Bilindiği üzere, Osmanlı İmparatorluğu tebaasını etnik kimlikler üzerinden değil, dinî kimlikler üzerinden tanımlar ve kaydederdi. Ancak yine de, 1903 tarihli Salname, Halep’in etno-kültürel açıdan ne denli kozmopolitan bir vilayet olduğu konusunda önemli ipuçları veriyor (Watenpaugh, 2005). Söz konusu Salname’nin bize söylediğine göre Halep vilayetinin nüfusu, Müslüman Türkler, Araplar, Türkmenler, Çerkesler, Maruniler, Kürtler, Ortodoks Rumlar, Katolik Rumlar, Ermeniler, Süryaniler, Protestanlar, Keldaniler, Latin Katolikler ve Mirzahi ve Safarad Yahudilerden oluşuyordu. 1922 yılına kadar Beyrut’un yanı sıra Halep, Ermenilerin yoğun olarak yaşadıkları bir merkez haline gelmişti. Bu dönemde Halep’te yaşayan Türkçe konuşan Ermeni sayısının elli bini aştığı görülüyor. 1918 yılı itibarıyla Osmanlı’nın egemenliğinin son bulduğu kentte yaşayan Türklerin, şehri idare eden yeni idareciler tarafından terki diyar etmeleri istenmişti. Dönemin Halep vilayetini yönetenler aynı zamanda pan-Arabist ideolojinin de kurucuları olan ve Hicaz Emiri olarak da bilinen Prens Faysal önderliğindeki Arap kabileleri olmuştu.

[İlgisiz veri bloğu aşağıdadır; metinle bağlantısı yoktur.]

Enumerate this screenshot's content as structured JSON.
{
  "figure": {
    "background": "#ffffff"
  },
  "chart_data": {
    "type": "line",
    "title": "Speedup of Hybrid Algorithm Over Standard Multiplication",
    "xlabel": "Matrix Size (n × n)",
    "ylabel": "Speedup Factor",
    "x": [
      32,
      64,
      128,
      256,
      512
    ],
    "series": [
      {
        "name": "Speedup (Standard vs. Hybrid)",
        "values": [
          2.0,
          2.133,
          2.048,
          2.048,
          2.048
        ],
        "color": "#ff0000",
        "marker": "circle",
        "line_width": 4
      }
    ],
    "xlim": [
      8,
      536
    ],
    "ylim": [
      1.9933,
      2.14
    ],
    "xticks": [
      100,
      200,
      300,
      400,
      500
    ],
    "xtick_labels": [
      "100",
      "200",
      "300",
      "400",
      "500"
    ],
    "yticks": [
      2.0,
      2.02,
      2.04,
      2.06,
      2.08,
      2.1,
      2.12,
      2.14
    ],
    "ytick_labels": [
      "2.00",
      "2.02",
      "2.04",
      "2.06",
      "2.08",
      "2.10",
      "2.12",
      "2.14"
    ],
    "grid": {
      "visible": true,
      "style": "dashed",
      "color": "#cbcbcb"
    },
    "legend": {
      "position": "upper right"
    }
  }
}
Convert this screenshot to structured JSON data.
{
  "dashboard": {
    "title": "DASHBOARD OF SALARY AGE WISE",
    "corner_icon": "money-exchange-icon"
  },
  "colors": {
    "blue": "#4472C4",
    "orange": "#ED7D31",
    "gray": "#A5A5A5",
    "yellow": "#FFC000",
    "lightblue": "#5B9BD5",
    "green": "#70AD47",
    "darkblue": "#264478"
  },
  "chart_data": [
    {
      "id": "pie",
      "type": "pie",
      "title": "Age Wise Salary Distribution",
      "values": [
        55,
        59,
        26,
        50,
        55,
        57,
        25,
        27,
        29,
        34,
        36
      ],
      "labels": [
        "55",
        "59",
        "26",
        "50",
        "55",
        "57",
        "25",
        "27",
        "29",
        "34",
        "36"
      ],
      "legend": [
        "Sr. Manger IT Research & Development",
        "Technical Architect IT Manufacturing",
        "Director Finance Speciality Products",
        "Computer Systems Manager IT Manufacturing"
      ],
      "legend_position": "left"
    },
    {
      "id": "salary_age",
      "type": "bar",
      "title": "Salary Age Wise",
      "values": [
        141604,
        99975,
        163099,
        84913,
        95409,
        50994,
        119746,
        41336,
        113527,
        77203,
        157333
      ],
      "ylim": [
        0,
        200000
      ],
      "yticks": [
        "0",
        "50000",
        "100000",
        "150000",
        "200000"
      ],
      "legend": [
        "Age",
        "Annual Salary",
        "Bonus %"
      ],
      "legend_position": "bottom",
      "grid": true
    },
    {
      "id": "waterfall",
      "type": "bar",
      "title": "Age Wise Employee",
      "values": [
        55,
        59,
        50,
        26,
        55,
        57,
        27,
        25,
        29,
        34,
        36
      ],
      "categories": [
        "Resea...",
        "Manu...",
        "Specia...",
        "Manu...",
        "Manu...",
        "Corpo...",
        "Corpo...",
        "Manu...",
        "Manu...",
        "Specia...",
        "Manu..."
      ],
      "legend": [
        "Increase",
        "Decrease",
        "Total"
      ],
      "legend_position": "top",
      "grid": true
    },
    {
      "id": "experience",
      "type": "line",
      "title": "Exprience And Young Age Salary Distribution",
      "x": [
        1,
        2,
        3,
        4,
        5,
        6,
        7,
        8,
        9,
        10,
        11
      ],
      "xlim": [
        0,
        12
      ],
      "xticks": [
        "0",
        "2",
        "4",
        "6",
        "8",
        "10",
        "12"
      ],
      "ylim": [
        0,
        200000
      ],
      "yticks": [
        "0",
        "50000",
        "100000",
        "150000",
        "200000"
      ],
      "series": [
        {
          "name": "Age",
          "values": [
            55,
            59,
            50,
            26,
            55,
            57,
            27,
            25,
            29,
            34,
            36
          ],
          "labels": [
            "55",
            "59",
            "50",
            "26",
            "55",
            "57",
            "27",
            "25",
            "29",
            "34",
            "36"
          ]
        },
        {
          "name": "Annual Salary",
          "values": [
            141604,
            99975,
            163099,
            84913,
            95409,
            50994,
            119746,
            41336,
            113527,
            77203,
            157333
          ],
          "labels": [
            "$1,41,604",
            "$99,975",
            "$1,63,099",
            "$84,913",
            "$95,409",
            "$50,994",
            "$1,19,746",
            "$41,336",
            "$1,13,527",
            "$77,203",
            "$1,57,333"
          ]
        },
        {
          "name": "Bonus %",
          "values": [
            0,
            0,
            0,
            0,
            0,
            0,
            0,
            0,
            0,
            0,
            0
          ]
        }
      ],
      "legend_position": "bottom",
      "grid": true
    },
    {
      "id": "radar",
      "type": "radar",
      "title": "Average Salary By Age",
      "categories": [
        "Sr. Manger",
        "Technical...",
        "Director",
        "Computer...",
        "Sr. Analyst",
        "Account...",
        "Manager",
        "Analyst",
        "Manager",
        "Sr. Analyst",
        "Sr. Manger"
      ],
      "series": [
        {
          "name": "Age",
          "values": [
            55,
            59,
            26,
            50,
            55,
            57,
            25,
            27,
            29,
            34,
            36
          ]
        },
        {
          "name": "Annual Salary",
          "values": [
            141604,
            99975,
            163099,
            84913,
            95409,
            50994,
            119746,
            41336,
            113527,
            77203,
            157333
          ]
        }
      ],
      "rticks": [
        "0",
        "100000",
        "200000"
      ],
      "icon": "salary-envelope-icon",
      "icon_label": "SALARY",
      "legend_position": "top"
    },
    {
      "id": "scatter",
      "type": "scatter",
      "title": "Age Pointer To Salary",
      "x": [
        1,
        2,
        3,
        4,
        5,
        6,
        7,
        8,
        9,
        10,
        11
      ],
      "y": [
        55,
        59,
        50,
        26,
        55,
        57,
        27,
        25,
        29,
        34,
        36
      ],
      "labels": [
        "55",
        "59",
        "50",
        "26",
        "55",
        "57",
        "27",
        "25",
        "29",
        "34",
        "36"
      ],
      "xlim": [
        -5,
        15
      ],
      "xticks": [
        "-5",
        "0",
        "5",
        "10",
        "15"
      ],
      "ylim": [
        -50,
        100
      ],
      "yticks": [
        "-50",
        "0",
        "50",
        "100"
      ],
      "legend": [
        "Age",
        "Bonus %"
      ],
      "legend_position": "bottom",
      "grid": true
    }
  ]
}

İstanbul’u Tercih Nedenleri

Görüşme yapılan Suriyeli mültecilere İstanbul’u neden tercih ettikleri sorulduğunda %55’lik bir kesimi iş fırsatlarının fazlalığını ifade ederken, yaklaşık %31 kadarı sahip oldukları sosyal ağları, %13 kadarı güvenli bir kent olmasını ve %1 kadarı ise Avrupa’ya gitme olanakları sunma ihtimalinin altını çizdiler. Görüldüğü üzere, İstanbul’un istihdam olanaklarının ve mevcut sosyal ağların fazlalığı nedeniyle tercih edildiğini söylemek mümkün. Bu iki önemli unsurun yanı sıra, İstanbul’un savaşın yaşandığı Suriye topraklarına uzaklığının da yine İstanbul’un tercih edilmesinde önemli bir rolü olduğu görülmektedir. İstanbul’un Avrupa’ya açılan kapı olması nedeniyle tercih edildiğini söyleyenlerin oranı ise yok denecek kadar az.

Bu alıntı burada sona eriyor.